With enemies like Peter Ackerman, who needs friends? Ackerman has helped those of us who practice nonviolence and if someone believes that a nonviolent revolution can install a dictator who is then impervious to another nonviolent revolution, the logic is truly vacuous. If our CIA wants to export nonviolence, let's arrange for as much blowback as we can. ICNC has helped US citizens learn nonviolence and has helped us in our campaigns in opposition to US foreign policy, so I thank them and I say bring it on. I have lots of friends at ICNC, no friends at CIA, and see no connection between the two. The 'proofs' offered by Weissman and the ultraleftists are spurious at best.

Hey, all you neo-libs and

Hey, all you neo-libs and cons from the ICNC, NED, USIP, and passionate color revolutionists everywhere: Why not direct your sincere efforts into organizing your fellow Americans for a street revolution here in our OWN house. Wall Street and the Military Industrial Complex are robbing us blind and inflicting violence in the Middle East and around the world on any sovereign nation that refuses to become a client state with Uncle Sam. There will never be justice around the globe until we squash the consumer-fed beast that is us. Look in the mirror, our tax dollars prop up dictators everywhere who subjugate to multi-national corporations coveting their recourses, or provide real estate for our military bases.
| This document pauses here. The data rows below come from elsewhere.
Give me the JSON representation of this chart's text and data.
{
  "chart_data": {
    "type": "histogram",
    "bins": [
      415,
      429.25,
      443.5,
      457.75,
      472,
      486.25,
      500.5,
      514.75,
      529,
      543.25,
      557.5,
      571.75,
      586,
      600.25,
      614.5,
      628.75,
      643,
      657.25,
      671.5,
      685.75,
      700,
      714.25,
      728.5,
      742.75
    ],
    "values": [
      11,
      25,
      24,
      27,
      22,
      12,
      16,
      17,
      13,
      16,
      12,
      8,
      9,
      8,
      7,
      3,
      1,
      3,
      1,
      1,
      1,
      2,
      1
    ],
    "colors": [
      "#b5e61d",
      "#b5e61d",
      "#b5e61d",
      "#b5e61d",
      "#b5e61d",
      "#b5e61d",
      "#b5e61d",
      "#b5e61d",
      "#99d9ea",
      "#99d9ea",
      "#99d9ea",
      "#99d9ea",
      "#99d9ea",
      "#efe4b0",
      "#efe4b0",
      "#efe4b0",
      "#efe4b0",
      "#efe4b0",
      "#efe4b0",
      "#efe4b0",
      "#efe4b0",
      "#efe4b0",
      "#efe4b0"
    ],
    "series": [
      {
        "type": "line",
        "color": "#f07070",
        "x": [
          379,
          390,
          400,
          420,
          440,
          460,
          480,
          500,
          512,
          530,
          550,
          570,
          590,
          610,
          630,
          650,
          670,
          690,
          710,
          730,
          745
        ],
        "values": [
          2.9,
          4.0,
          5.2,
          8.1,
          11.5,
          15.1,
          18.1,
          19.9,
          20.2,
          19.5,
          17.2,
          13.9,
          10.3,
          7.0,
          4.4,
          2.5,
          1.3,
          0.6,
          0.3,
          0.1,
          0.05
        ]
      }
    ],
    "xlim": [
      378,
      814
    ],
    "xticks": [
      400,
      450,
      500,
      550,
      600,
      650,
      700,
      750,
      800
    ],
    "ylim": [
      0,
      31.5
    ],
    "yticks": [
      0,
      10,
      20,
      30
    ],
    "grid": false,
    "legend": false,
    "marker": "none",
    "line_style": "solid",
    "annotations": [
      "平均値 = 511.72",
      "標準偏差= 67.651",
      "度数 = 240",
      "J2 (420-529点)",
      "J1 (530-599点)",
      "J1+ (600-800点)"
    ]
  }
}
And beware, color revolutionists, of being duped into fomenting revolutions that only result in installing obedient client states for US business interests. Forgive me if I've overlooked, but I haven't heard much from you all regarding the blood spilled in Uzbekistan because peaceful demonstrators are contesting THAT election. Many more dead there than in Iran. But no Twitter or YouTube? Oh right, you all forgot to get State Department money for technology to THAT theocratic dictatorship. Meanwhile at home, our constitution is being eviscerated, we are shamelessly behind the rest of the world in health care, we are being spied upon and military recruiters are preying upon our youth in schools to provide cannon fodder for our next war of "liberation." Enough reasons to get Twittering on a revolution HERE, and you "NGO"s (wink, wink) could sure help.